When words become meaningless

Brands increasingly use meaningless words to sell products.

Don’t believe me? Let’s take a look at something we all read, the humble restaurant menu designed to entice the hungry customer. Do you like your mozzarella from Somerset, beef from Devon, or Hampshire sausages? But what you don’t know is why Somerset mozzarella is superior to say East Anglian mozzarella. Menus across the land are littered with meaningless references to the heritage and provenance of food. What does ‘butcher’s choice’ mean to the diner? Have you visited the farm in question, will you ever visit the farm in question, do you have any idea if this farm makes any better bangers than the one next door? It’s not the restaurant’s fault: customers are cossetted by the feeling they know where their food came from, but we have allowed words to become an utterly meaningless comfort blanket. Words have become banal.

Next time you are online read the ‘about’ page on a company website – any company website. Then ask yourself: do I know what this business does and what is it selling? The answer is likely to be no on both counts. Why? Because professional communicators have become experts in obfuscation. The language used is so generic, talking of solutions, processes and efficiencies without once explaining what the company actually does. ‘Corporate speak’ has become ‘doublespeak.’ Wouldn’t it be refreshing if a company just said what it did? Businesses hide behind words because they don’t want to ‘give too much away.’ So-called expert communicators write euphemistically rather than simply. Is one of the reasons video is now so powerful and effective because words have become clutter ‘content’, holding back effective communication?

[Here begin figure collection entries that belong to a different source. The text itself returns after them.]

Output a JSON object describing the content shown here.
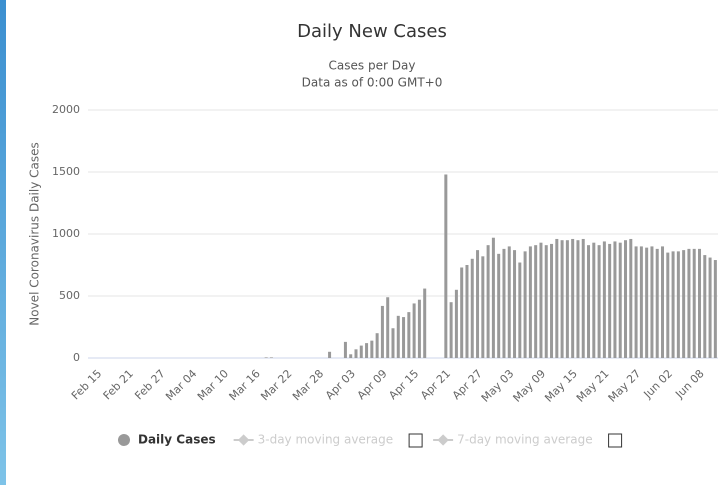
{
  "chart_data": {
    "type": "bar",
    "title": "Daily New Cases",
    "subtitle": "Cases per Day",
    "note": "Data as of 0:00 GMT+0",
    "y_label": "Novel Coronavirus Daily Cases",
    "categories": [
      "Feb 15",
      null,
      null,
      null,
      null,
      null,
      "Feb 21",
      null,
      null,
      null,
      null,
      null,
      "Feb 27",
      null,
      null,
      null,
      null,
      null,
      "Mar 04",
      null,
      null,
      null,
      null,
      null,
      "Mar 10",
      null,
      null,
      null,
      null,
      null,
      "Mar 16",
      null,
      null,
      null,
      null,
      null,
      "Mar 22",
      null,
      null,
      null,
      null,
      null,
      "Mar 28",
      null,
      null,
      null,
      null,
      null,
      "Apr 03",
      null,
      null,
      null,
      null,
      null,
      "Apr 09",
      null,
      null,
      null,
      null,
      null,
      "Apr 15",
      null,
      null,
      null,
      null,
      null,
      "Apr 21",
      null,
      null,
      null,
      null,
      null,
      "Apr 27",
      null,
      null,
      null,
      null,
      null,
      "May 03",
      null,
      null,
      null,
      null,
      null,
      "May 09",
      null,
      null,
      null,
      null,
      null,
      "May 15",
      null,
      null,
      null,
      null,
      null,
      "May 21",
      null,
      null,
      null,
      null,
      null,
      "May 27",
      null,
      null,
      null,
      null,
      null,
      "Jun 02",
      null,
      null,
      null,
      null,
      null,
      "Jun 08",
      null,
      null,
      null
    ],
    "series": [
      {
        "name": "Daily Cases",
        "color": "#999999",
        "values": [
          0,
          0,
          0,
          0,
          0,
          0,
          0,
          0,
          0,
          0,
          0,
          0,
          0,
          0,
          0,
          0,
          0,
          0,
          0,
          0,
          0,
          0,
          0,
          0,
          0,
          0,
          0,
          0,
          0,
          0,
          0,
          0,
          5,
          5,
          0,
          0,
          0,
          0,
          0,
          0,
          0,
          0,
          0,
          0,
          50,
          0,
          0,
          130,
          30,
          70,
          100,
          120,
          140,
          200,
          420,
          490,
          240,
          340,
          330,
          370,
          440,
          470,
          560,
          0,
          0,
          0,
          1480,
          450,
          550,
          730,
          750,
          800,
          870,
          820,
          910,
          970,
          840,
          880,
          900,
          870,
          770,
          860,
          900,
          910,
          930,
          910,
          920,
          960,
          950,
          950,
          960,
          950,
          960,
          910,
          930,
          910,
          940,
          920,
          940,
          930,
          950,
          960,
          900,
          900,
          890,
          900,
          880,
          900,
          850,
          860,
          860,
          870,
          880,
          880,
          880,
          830,
          810,
          790
        ]
      }
    ],
    "legend_items": [
      {
        "name": "Daily Cases",
        "color": "#999999",
        "active": true
      },
      {
        "name": "3-day moving average",
        "color": "#cccccc",
        "active": false
      },
      {
        "name": "7-day moving average",
        "color": "#cccccc",
        "active": false
      }
    ],
    "ylim": [
      0,
      2000
    ],
    "yticks": [
      0,
      500,
      1000,
      1500,
      2000
    ],
    "grid": true
  }
}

Algorithms encourage the use of more and more words for the simple purpose of boosting search rankings and provenance. SEO agencies bow at the altar of fresh online content, which may never be read by anyone. Words are used to solve a mathematical puzzle: – how to get to the top of the rankings. Words are also ranked for their value – how much they cost to buy for pay per click advertising, or for the frequency of searches. Words have become ‘key words’ for business. They are assigned a price and auctioned to the highest bidder. But what of the meaning of the word, what of its relevance, why is it on a website at all?

So what can we learn from this? Use fewer words. Use words to elucidate and inspire. Give back the power to the word.